В дождливые дни на даче собирали садовых улиток. В банки из-под болгарских острых огурчиков, съеденных на моё День Рождения – средний род праздника в детстве звучит лучше мужского. Пиявок собирать было муторно: они прятались под доски, и доски надо было отдирать от протоптанных между грядок тропок, – тяжелые, мокрые, они норовили вырваться из рук и плюхнуться обратно в колею, обдав тебя при этом жидкой грязью.
И пиявок на такие страдания приходилось очень мало. До обидного мало. Хотя и этих потом можно было тренировать в поливочном бабушкином ведре – учились у нас быстро плавать. Кормить червяками и маленькими лягушками и подсовывать все той же бабушке, аргументированно убеждая ее не бояться. Потому что это – пиявки, не пьющие кровь. Такие тоже бывают.
Бабушка почему-то не сдавала свои закоснелые позиции и с пиявками на контакт не шла.
И тогда решали заняться улитками.
Улитки радовали легкостью капитуляции перед нашими жадными вивисекционными натурами. Падали в банку с жалким звоном и сидели внутри тихо, втянув все свои присоски. Ночью банку нужно было держать на кухне – на веранде непременно замерзнут. И покрыть марлечкой, чтобы – дышали.
Только вот однажды утром бабушка открыла дверь и издала страшный вопль. Вскочившие и еще не проснувшиеся, мы в полутумане разглядели полчища наших трусливых улиток, которые теперь облепили все вокруг: они свисали с занавесок, раскачивались на лампочке, ползли по стене и окну, одна пыталась просочиться в сахарницу… эта незапланированная диверсия стоила нам пары часов работы по очистке дома от «этой мерзости» и порции мороженного, купленного еще вчера и обещанного сегодня в честь выходного.

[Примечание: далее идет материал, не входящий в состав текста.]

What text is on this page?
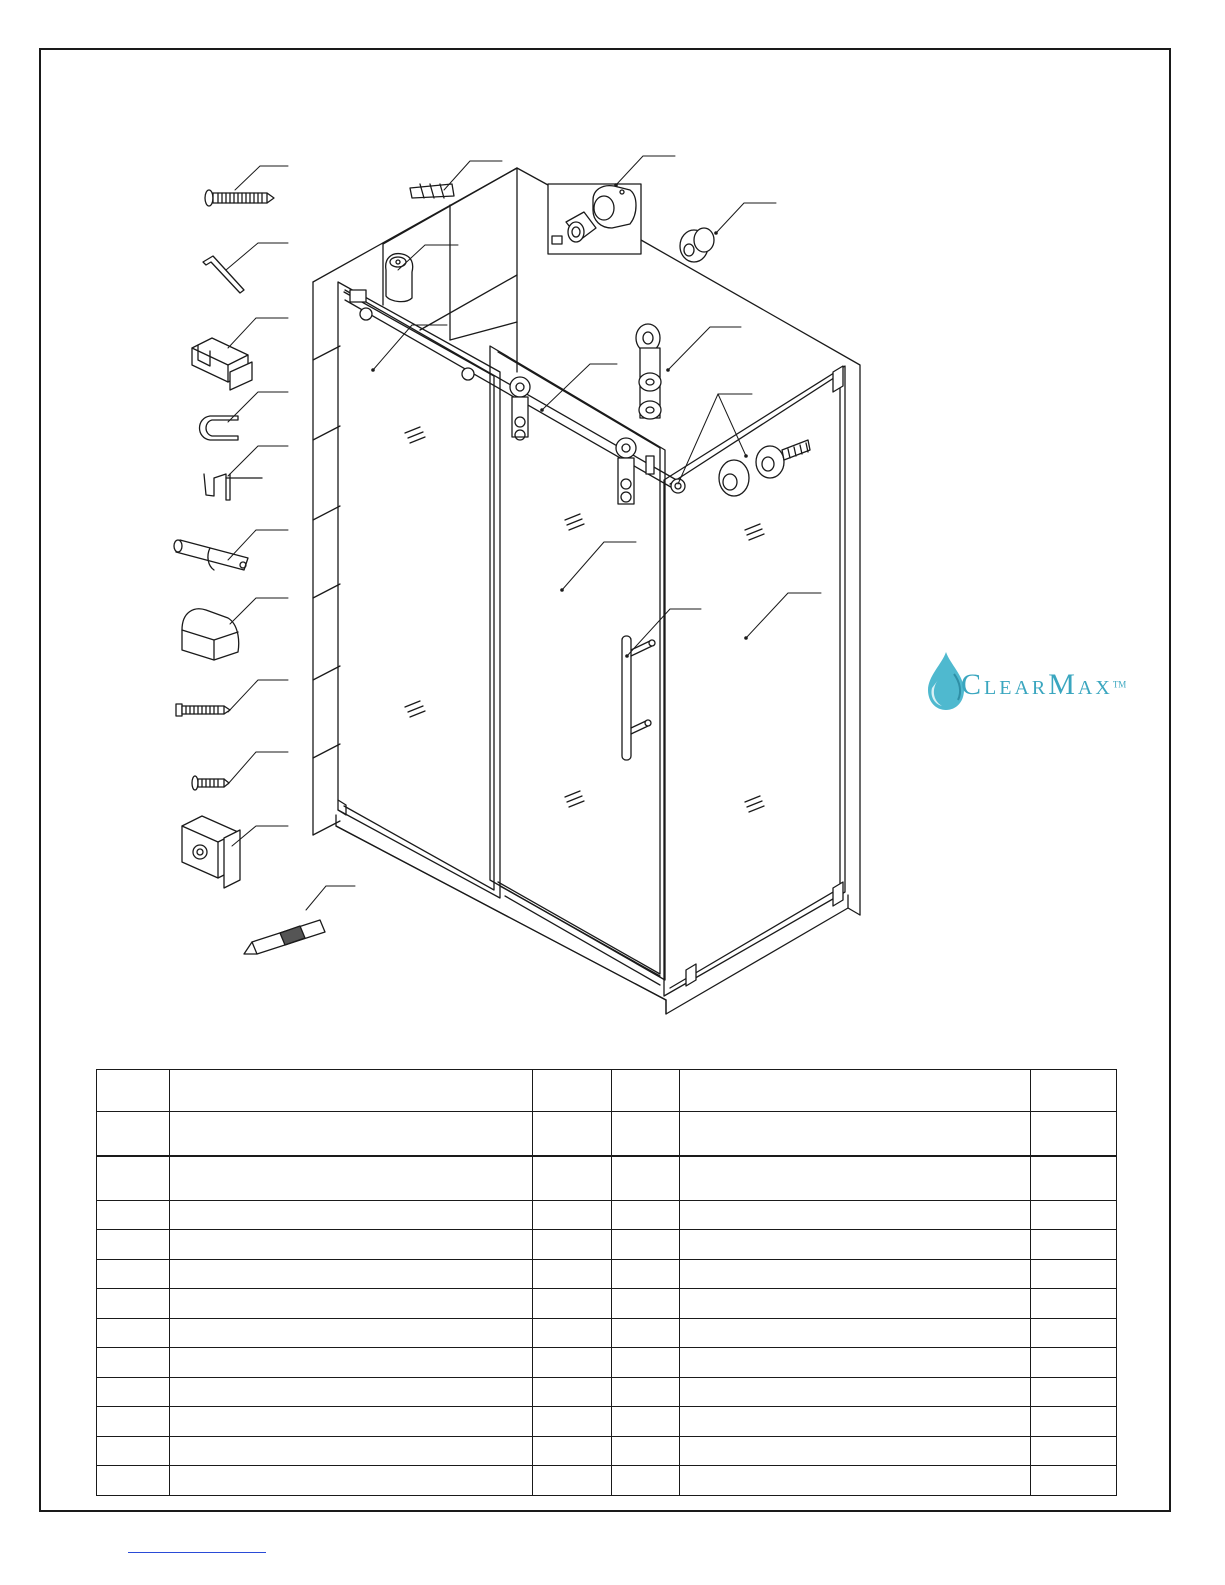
CLEARMAX™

Ну, положим, мороженым душу настоящего натуралиста не купить. Так что через день мы надрессировали танькину кошку, добыли с ее помощью живую землеройку и принесли ее опять домой, взяв на время бабушкину суповую кастрюлю для обустройства переносной норы. Для этих же целей у хозяина дачи дяди Толи был позаимствован строительный песок из большой привезенной на самосвале кучи. Славная была куча! Санек с 59-ой дачи тоже взял из нее для норы. Только тогда он разводил земляных червей. Кто-то ему сказал, что методом насильного их деления пополам (рвать, пока червяк не кончится) можно добиться фантастического уровня популяции.
Да и Колька еще взял оттуда. Для своего бомбоубежища.

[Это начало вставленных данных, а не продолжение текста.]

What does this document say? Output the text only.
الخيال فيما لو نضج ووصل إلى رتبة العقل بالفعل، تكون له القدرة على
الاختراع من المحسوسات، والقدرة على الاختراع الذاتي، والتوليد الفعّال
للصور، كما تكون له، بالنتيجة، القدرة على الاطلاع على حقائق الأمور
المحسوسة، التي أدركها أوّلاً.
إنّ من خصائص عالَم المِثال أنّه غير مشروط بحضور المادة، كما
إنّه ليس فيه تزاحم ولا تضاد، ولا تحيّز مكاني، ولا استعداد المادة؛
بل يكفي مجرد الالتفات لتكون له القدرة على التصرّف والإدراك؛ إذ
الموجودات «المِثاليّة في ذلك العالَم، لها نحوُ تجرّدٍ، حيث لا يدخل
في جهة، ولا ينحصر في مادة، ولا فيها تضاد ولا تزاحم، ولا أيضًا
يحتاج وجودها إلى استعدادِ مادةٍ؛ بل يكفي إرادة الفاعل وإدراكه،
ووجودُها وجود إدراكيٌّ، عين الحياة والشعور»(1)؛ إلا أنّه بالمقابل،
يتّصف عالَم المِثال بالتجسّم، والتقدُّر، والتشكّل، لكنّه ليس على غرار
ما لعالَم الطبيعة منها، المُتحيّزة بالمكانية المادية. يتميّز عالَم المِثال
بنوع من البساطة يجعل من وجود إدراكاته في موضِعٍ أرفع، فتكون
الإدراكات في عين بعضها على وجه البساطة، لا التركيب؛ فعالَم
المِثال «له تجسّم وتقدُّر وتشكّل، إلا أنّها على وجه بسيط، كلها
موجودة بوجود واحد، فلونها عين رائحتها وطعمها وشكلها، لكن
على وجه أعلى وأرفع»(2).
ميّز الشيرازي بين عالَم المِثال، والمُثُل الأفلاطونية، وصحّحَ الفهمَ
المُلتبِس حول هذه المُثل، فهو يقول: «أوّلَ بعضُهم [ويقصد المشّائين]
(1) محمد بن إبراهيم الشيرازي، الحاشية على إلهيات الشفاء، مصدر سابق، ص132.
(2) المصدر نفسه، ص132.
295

Нора вышла на загляденье! Правда, землеройка скоро стала чахнуть. И даже бабушка, которая, узнав о новом подневольном звере в доме, сначала выдрала нас изящным дамским ремешком от своего же летнего платья (другого ремня никогда и не было у нее под рукой), сжалилась и принесла землеройке половину вареной сосиски. Землеройка ее благодарно съела, и так совершилось Чудо всеобщего примирения.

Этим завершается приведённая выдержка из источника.